In this problem, the way to use two pointers is to have them be n
steps apart from each other. That way, when the first pointer gets to the end of the linked list, the second pointer will be on the node that is to be removed from the list.
The important thing to remember about singly linked lists is that you can only move in one direction--from the head to the tail. That's why two pointers are so useful: you can keep track of two different points in the list at once.
For this algorithm, I'll create two pointers. Once the first pointer is n
steps ahead from the head of the list, the second pointer will start. Then, the pointers will continue incrementing, one node at a time, until the first pointer reaches the end of the list (as in, when its value is null
). When that happens, the second pointer will skip over the next node, because that one is n
steps from the end of the list.
Coding the Solution
The first thing to do will be to create a new list, which will essentially be a copy of the inputted list, but won't include the node to be removed. Since the algorithm provides a definition for a singly linked list, in this function we can create a new list with new ListNode(0)
, and set it equal to the head of the inputted list.

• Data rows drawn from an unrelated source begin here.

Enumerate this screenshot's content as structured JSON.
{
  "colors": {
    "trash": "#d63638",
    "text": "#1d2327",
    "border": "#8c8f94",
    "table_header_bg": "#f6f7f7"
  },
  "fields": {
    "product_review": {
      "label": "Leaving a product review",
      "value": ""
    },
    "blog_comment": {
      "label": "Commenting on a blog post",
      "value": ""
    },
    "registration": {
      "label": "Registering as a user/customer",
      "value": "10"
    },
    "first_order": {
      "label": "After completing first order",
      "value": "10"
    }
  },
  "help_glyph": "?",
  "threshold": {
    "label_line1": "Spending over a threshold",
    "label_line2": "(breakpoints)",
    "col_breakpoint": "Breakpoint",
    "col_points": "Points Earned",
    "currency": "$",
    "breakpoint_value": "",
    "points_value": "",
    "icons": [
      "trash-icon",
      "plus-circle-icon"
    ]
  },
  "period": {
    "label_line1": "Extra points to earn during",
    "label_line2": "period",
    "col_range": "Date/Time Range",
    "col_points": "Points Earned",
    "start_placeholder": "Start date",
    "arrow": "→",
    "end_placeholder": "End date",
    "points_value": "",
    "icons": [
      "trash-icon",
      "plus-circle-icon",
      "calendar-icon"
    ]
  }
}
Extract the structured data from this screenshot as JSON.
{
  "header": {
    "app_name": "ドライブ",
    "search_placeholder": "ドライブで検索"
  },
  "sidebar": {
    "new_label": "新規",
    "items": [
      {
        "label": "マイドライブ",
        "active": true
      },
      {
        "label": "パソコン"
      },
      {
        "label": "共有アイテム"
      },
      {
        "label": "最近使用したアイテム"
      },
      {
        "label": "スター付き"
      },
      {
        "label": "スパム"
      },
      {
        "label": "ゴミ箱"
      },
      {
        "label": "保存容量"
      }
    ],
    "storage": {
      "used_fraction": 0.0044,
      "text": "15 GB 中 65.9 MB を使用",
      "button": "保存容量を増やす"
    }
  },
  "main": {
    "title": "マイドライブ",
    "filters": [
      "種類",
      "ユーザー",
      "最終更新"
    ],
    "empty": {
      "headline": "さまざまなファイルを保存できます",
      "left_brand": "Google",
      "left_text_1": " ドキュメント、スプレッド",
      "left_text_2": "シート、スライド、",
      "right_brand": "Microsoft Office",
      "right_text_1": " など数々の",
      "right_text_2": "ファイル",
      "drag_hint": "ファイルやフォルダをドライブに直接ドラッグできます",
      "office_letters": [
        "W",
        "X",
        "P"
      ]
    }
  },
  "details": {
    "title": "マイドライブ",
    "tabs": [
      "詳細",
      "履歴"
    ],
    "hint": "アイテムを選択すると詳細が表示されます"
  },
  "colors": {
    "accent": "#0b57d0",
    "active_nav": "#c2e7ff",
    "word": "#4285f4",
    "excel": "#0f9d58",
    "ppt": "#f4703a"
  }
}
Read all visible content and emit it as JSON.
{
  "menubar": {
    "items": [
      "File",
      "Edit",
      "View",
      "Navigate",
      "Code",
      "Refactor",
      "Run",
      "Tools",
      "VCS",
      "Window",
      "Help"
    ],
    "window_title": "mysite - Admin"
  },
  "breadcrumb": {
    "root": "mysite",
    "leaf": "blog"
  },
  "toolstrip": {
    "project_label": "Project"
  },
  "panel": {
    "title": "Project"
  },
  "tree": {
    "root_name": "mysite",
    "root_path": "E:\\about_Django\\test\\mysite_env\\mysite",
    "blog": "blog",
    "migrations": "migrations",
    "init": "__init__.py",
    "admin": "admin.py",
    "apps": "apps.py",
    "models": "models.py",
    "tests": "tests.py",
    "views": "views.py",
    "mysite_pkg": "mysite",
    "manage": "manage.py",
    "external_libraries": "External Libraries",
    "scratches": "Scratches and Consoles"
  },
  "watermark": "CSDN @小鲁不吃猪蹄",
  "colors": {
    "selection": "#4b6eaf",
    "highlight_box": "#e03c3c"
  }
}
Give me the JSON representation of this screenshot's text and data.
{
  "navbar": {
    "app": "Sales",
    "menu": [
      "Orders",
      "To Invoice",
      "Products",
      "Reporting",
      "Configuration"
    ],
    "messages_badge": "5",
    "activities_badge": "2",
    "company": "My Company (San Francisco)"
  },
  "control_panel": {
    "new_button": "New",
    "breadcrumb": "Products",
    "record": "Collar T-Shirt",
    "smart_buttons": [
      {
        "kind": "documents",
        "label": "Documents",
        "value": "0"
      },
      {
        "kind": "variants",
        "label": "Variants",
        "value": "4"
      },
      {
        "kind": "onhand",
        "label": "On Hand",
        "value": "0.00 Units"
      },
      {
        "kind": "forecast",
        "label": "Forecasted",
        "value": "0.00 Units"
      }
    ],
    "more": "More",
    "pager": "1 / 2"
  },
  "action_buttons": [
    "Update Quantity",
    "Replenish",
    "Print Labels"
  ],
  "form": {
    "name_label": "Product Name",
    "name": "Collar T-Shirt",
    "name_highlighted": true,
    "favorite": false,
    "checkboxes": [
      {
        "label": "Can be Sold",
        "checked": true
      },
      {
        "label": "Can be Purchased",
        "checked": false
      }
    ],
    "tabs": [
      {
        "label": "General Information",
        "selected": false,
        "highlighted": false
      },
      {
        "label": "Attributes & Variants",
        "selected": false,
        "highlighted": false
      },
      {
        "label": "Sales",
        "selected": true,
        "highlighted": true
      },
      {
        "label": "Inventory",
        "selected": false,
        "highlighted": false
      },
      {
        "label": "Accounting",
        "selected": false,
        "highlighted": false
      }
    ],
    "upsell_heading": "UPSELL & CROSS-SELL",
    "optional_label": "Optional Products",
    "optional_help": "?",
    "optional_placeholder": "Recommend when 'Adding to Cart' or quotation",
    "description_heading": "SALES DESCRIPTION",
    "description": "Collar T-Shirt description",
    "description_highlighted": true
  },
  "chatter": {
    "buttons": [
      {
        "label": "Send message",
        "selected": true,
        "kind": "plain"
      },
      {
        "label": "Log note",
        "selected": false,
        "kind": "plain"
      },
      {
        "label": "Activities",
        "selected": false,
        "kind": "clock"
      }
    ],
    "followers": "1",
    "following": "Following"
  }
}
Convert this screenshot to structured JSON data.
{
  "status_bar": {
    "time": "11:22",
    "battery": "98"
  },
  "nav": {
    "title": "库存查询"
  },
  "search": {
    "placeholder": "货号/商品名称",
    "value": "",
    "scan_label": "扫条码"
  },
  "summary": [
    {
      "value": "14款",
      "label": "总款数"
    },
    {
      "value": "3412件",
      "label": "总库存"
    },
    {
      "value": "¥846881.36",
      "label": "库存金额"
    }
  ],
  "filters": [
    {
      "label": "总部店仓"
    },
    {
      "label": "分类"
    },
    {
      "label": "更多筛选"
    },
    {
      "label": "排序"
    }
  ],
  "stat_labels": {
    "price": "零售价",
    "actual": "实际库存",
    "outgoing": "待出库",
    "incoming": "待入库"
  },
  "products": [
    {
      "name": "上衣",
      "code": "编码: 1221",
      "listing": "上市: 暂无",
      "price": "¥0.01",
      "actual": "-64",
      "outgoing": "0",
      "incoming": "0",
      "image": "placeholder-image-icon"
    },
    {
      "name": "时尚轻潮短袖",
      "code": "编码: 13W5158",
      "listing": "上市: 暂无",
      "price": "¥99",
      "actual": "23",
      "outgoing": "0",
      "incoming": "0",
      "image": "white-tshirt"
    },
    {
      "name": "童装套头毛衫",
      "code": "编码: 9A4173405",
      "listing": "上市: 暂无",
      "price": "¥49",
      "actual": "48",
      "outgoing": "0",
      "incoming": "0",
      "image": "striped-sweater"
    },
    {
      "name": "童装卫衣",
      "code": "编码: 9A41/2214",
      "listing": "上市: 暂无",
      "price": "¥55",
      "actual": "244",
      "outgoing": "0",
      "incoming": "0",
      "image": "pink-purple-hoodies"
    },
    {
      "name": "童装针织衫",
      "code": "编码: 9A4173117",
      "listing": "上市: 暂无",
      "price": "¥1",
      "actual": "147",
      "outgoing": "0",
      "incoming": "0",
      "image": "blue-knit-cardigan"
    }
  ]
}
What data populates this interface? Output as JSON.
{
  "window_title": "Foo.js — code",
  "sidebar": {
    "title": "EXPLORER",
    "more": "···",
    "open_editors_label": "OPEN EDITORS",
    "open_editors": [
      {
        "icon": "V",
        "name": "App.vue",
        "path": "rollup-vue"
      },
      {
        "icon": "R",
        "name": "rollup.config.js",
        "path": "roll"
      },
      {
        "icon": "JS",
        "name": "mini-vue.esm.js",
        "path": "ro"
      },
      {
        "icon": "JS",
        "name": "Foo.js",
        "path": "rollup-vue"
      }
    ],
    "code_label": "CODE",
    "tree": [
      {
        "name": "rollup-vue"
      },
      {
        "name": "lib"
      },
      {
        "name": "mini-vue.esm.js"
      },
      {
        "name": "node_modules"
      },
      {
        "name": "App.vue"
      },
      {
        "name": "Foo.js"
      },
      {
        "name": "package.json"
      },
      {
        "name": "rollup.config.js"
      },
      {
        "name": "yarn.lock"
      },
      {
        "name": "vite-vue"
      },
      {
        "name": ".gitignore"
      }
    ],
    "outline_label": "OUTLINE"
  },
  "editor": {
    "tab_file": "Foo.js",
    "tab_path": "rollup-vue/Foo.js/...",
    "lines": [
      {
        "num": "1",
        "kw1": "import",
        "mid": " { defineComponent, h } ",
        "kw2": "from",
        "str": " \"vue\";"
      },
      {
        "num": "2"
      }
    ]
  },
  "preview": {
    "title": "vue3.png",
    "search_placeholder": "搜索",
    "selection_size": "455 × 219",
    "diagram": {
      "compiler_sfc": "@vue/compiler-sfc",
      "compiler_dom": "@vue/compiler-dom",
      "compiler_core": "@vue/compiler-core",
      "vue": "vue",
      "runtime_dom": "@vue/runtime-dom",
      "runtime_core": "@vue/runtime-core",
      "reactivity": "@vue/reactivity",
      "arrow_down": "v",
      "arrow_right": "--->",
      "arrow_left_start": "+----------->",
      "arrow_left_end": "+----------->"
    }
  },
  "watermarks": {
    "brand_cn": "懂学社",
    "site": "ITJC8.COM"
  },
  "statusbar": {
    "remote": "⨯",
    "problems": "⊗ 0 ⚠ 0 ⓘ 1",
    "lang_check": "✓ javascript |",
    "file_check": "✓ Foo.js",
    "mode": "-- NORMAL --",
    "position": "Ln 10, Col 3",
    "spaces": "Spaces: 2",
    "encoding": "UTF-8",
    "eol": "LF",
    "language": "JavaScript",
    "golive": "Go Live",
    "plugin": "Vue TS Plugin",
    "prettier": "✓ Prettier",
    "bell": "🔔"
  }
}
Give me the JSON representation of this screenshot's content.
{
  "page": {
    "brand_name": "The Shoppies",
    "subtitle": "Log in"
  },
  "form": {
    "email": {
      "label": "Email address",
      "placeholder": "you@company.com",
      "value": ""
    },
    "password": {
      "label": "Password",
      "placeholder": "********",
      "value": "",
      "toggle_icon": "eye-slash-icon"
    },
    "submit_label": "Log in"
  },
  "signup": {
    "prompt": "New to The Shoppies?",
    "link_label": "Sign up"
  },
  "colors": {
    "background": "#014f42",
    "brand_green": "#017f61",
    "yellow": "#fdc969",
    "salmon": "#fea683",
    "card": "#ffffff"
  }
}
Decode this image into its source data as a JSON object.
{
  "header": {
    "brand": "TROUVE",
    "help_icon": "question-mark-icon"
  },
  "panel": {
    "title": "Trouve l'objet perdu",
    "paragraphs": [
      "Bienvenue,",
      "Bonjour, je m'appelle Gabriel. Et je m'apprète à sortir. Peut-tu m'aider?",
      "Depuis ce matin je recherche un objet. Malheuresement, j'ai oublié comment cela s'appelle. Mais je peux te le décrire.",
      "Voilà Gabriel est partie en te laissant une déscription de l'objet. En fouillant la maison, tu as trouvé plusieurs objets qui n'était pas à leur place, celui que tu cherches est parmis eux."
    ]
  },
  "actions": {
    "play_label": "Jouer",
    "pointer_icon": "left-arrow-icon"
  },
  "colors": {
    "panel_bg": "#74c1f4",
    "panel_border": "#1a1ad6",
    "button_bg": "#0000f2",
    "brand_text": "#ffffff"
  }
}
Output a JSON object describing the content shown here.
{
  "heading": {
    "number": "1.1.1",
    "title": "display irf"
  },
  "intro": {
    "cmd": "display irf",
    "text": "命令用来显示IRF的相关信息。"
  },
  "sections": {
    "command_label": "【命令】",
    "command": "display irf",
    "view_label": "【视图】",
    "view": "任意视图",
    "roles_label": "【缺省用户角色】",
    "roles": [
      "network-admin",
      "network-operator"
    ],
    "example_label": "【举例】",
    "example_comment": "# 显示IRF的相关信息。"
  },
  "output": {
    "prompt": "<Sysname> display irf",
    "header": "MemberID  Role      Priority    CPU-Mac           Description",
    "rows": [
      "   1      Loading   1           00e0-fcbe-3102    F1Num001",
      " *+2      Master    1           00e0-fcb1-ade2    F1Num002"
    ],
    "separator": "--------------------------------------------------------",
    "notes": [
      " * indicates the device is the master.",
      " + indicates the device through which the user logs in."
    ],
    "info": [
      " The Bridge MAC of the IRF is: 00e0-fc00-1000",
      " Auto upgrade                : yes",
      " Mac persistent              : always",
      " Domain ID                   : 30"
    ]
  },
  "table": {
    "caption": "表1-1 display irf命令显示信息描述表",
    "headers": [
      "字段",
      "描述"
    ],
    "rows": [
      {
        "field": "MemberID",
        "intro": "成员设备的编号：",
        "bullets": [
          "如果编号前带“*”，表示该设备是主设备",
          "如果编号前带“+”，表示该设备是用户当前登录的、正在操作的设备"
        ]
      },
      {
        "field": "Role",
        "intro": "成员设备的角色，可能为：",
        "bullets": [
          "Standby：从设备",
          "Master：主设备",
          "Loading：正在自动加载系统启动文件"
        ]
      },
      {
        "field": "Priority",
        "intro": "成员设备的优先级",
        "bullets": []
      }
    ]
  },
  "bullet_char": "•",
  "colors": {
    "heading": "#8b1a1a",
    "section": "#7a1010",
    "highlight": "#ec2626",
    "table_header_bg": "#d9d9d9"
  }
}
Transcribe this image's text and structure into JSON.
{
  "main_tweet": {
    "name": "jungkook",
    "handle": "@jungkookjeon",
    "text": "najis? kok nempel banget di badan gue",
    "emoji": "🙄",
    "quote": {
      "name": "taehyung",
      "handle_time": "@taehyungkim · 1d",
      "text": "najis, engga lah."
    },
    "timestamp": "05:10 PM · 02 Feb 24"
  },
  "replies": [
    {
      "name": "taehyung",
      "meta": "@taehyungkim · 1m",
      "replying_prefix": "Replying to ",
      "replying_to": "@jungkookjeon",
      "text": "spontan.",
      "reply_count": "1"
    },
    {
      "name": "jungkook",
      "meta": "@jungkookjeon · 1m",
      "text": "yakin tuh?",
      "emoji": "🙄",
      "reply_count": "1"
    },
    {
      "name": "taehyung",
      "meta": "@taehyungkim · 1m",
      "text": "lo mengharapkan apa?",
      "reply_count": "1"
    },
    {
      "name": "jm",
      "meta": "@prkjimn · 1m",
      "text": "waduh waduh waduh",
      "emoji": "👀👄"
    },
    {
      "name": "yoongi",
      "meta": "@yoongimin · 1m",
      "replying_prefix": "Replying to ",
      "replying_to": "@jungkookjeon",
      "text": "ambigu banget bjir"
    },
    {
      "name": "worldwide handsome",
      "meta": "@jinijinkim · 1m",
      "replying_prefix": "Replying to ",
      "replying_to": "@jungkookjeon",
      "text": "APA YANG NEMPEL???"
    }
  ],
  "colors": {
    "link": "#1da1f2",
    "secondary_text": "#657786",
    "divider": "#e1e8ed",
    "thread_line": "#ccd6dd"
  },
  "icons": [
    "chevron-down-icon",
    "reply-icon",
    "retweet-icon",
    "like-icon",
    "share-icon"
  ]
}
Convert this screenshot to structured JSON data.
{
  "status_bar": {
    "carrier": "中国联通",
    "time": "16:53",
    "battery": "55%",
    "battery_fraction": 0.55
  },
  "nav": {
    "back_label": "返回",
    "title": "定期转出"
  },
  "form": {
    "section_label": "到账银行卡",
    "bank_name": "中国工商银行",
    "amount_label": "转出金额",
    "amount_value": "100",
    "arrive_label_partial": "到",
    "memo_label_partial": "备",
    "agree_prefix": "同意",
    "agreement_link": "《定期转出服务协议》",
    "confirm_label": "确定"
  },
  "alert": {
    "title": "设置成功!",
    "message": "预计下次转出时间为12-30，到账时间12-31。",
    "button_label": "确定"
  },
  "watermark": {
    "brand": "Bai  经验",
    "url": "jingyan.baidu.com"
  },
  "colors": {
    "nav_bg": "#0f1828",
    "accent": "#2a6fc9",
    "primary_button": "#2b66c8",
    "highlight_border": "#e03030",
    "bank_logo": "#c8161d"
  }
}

function removeNthFromEnd(head, n) {
let copy = new ListNode(0);
copy.next = head;
//...
}
Then, we'll want to create two pointers, firstPointer
and secondPointer
. We'll initialize them at the start of the list copy
.
function removeNthFromEnd(head, n) {
let copy = new ListNode(0);
copy.next = head;
let firstPointer = copy;
let secondPointer = copy;
//...
}
Now, we want to keep moving the first pointer through 'copy' until it reaches n + 1
. To do this, we could use either a for loop or a while loop--just for fun, we'll use a while loop! So, we can create a counter, set it equal to 0, and until the counter reaches n + 1
, we'll move firstPointer
on to each next node.
function removeNthFromEnd(head, n) {
let copy = new ListNode(0);
copy.next = head;
let firstPointer = copy;
let secondPointer = copy;
let counter = 0;
while (counter < n + 1) {
firstPointer = firstPointer.next;
counter++;
}
//...
}
At this point, we'll want to increment both the first pointer and the second pointer, one node at a time, until the first pointer reaches the end of the list. We know firstPointer
is at the end of the list when its value is equal to null
, so we can create a while loop that keeps going as long as the value is not null
.
function removeNthFromEnd(head, n) {
let copy = new ListNode(0);
copy.next = head;
let firstPointer = copy;
let secondPointer = copy;
let counter = 0;
while (counter < n + 1) {
firstPointer = firstPointer.next;
counter++;
}
while (firstPointer !== null) {
secondPointer = secondPointer.next;
firstPointer = firstPointer.next;
}
//...
}
When the while loop stops executing, we know the first pointer is at the end of the list, which means the second pointer is on the node that's n
from the end, so we should skip over it. To skip over it, we can set secondPointer.next
equal to secondPointer.next.next
.
Finally, we'll want to return the list copy
, and in order to do so we'll return copy.next
.
function removeNthFromEnd(head, n) {
let copy = new ListNode(0);
copy.next = head;
let firstPointer = copy;
let secondPointer = copy;
let counter = 0;
while (counter < n + 1) {
firstPointer = firstPointer.next;
counter++;
}
while (firstPointer !== null) {
secondPointer = secondPointer.next;
firstPointer = firstPointer.next;
}
secondPointer.next = secondPointer.next.next;
return copy.next;
}
Going Through an Example
Let's use the same example of the list being 1 > 2 > 3 > 4 > 5
, and n = 2. That means that in the end, we'll want to return the list 1 > 2 > 3 > 5
.
We'll start with both firstPointer
and secondPointer
pointing at the node 0. When we start, the counter will be 0, and n+1 is 3, so we'll keep moving the firstPointer
onto the next node (without moving the secondPointer
) until n = 3. So, after the first time in the while loop, firstPointer
is at 1
. Then firstPointer
is at 2
. Then firstPointer
is at 3
, which is the last time that firstPointer
will move without secondPointer
.
At this point, counter is no longer less than n + 1, so we'll start moving secondPointer
as well as firstPointer
, and we'll keep doing this until firstPointer
is null
. So firstPointer
is now on 4
and secondPointer
is on 1
. Then, firstPointer
is on 5
and secondPointer
is on 2
. Finally, firstPointer
is null
, and secondPointer
is on 3
.
Because firstPointer
is null
, the next node for the secondPointer
is the node we're skipping over. That means that after 3
, second pointer will go straight to 5
.
What remains is 1 > 2 > 3 > 5
, which is the given list with the 2nd node from the end removed.
--
Please let me know if you have any questions or other solutions to this problem!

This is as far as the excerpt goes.